Faith Holland, of spirits giant Diageo agreed that summer presents a strong opportunity to boost spirits sales.
Holland said publicans should make sure they “consider all opportunities to amplify sales” – including “creating the perfect sharing pitcher, eye-catching POS and inspiring menus, food promotions and even outdoor games, making sure every occasion in summer is covered”.
“People are no longer content with standard drink options; they’re looking for new experiences and refreshing long drinks, especially over summer,” said Holland.
Cocktails in particular can drive sales in the summer months, Holland said, quoting stats supplied by CGA Strategy which suggest adding cocktails to the menu “can increase spirit sales by 36%”.

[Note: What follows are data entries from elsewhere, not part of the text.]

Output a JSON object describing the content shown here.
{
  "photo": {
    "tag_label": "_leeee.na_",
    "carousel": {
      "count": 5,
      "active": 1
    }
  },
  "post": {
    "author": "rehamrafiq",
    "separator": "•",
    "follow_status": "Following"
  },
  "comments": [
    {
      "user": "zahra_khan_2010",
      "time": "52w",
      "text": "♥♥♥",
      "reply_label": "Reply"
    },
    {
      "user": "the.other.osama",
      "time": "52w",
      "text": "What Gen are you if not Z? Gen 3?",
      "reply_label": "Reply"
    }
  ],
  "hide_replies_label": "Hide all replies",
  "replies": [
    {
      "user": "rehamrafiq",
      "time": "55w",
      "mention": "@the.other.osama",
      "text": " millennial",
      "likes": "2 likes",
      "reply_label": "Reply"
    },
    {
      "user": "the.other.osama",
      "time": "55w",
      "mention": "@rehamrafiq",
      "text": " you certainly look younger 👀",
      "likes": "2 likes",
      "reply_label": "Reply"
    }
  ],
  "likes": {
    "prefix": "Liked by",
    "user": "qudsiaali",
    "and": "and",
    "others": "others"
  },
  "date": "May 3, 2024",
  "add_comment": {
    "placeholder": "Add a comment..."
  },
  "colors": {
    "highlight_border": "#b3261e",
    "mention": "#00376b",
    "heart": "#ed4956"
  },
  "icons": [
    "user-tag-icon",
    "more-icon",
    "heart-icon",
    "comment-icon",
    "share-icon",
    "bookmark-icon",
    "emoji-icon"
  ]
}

German herbal liqueur maker Mast-Jaegermeister is aiming to make the most of mixed drinks’ popularity in the summer by promoting Jägermeister long serve Root56.

pub selfie
Nicole Goodwin, marketing director at Mast-Jaegermeister UK, said licensees who want to cash in on cocktails “should ensure they are stocked up on the key ingredients ahead of, and during, the summer months”.
Planning for the days when the sun shines was also described as key by Dan Bolton of Hi-Spirits – the firm behind Southern Comfort and Brooklyn Gin.
Bolton reckons that rather than wait for the sun to appear, publicans should “promote summer drinks on posters, table talkers and A-boards so customers know where to come on a warm evening or weekend”.
“Customers only know what’s on offer when you tell them – use posters and printed drinks menus to tempt them before they get to the bar,” said Bolton.
Johna Penman, marketing controller for Japanese liqueur brand Midori, echoed Bolton on the importance of promoting summer drinks – suggesting that operators take to the internet to boost exposure of their drinks range.
“Social media has led to operators having a whole new channel of communication to promote offers, competitions and a general buzz with their target audience in the most suited way,” said Penman.
“It’s a huge opportunity which must be maximised.
“By doing this, operators can join their customers, before, during and after their nights out.
“For example, inspiring customers on where to go by sharing in bar cocktails, offers and events, encouraging customers to tag the bar in their social posts and sharing in-house photography afterwards will generate buzz and conversation.”
While building a drinks menu that’s suited to the summer is key, Nick Williamson of Campari UK, the firm behind Aperol and Appleton Estate rum, also suggested operators consider hosting some summer-themed events as a way of further driving traffic to their outlet and boosting sales.
“Operators could build summer events around a theme such as ‘the authentic Jamaican experience’ creating rum cocktails, serving jerk chicken and putting on live music,” said Williams.